It is the closest you will get to a dripper wrt to flavour. However it is not a dripper. A dripper will certainly give you a more flavourful vape with thicker and denser cloud production. This does depend on the coil build and wicking though.
The RDA options such as the goblin, billow, atlantis and sub-tank are all great devices to use in places where you cant drip comfortably. they give a great vape but in terms of flavour a dripper beats it hands down.

Reactions: Like 1


----------



## baksteen8168 (31/3/15)

I currently alternate between my Goblins, a Kayfun V4 and a Aqua V2. To me, the Goblins and Aqua match the flavor I get off my drippers (Nucleus, Big Dripper, Omega, Onslaught).

@Viper_SA - You need to ask your question in the "who has stock" section. the retailers are not allowed to respond to stock questions in the other sections.


----------



## zadiac (31/3/15)

I believe bottom feeders are the best. It offers "on-device" juice storage and a "dripper" all in one device. Whether it be a KUI or a Reo or any other bottom feeder, they are just better. No hassle, no fuss.

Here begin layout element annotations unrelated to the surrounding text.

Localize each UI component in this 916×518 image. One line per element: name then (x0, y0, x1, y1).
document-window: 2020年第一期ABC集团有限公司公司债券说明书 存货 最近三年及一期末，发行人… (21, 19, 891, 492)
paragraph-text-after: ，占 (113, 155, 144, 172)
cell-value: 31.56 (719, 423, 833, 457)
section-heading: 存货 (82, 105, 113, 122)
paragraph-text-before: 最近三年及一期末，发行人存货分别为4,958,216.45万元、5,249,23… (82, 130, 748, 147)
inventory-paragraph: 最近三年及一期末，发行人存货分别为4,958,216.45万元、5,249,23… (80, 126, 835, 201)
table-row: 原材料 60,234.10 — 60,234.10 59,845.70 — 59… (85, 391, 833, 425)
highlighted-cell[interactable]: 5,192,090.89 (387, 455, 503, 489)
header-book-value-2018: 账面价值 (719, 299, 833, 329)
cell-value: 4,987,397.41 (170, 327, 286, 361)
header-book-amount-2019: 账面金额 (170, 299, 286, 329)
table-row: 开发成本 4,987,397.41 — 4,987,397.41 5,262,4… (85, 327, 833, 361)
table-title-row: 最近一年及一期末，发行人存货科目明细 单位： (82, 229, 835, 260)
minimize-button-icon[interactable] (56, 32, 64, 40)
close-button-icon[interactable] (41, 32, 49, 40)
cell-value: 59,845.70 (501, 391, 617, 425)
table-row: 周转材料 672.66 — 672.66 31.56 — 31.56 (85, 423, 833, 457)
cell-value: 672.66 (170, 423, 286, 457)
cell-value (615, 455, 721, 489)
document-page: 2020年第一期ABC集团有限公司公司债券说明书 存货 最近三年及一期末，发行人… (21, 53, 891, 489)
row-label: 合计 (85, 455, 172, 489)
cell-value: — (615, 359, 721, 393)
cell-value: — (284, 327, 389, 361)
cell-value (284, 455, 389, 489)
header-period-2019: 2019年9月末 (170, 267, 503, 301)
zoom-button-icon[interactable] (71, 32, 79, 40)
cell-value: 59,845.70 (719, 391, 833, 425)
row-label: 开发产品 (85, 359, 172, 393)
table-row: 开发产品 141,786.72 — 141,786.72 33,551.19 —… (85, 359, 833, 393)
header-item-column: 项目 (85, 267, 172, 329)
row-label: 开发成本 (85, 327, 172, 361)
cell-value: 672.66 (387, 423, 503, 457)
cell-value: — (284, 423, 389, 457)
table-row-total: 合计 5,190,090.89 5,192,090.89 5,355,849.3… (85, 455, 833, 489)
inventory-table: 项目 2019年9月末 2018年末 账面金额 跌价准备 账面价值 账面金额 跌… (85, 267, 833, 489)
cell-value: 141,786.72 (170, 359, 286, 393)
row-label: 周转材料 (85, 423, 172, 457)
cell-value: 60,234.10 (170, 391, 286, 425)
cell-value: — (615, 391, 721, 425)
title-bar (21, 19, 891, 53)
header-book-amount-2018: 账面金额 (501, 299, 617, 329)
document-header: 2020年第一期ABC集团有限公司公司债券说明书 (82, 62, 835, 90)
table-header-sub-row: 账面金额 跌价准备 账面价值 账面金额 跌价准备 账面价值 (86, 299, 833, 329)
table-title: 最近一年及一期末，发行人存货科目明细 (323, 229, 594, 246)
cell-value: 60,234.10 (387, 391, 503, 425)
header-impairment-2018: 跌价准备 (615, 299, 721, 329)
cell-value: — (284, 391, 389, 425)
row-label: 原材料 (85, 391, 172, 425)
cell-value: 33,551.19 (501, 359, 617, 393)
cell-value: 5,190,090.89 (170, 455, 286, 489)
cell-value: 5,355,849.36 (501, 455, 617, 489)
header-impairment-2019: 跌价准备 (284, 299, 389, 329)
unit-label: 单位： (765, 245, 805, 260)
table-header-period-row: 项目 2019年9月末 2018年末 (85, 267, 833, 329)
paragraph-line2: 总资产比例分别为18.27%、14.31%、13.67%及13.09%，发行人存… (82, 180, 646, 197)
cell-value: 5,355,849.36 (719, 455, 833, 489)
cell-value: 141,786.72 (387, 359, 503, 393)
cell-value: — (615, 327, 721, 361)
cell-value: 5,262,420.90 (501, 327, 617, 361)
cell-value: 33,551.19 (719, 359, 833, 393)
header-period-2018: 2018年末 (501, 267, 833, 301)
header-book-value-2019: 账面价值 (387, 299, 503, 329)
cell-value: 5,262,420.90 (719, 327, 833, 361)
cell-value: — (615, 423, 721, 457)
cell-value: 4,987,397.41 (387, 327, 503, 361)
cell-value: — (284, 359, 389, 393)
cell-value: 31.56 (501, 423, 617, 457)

Reactions: Like 1 | Agree 2


----------



## Puff&Pass (1/4/15)

Silver said:


> Hey @Puff&Pass
> I like your question and it shows you are wanting the best vape. Dont we all
> 
> My suggestion is over time to try everything. Try a great dripper, a great tank and a bottom fed device. Spend the required time getting to know each device and coiling and wicking it to its best potential. Some are more challenging than others.
> ...


I got my Nimbus dripper...wooHooO...and must say I can't agree more...everything plays a role, this thing took me out...lol, then took my coil resistance down, after wicking blow it a few times...and BAM! perfect, vaped myself retarded yesterday, today just enjoying the simplicity. Thanx for the comments mates, my friend loves the tanks, also played around between drippers and tanks, he's goin for the subtank mini today.

Reactions: Like 2


----------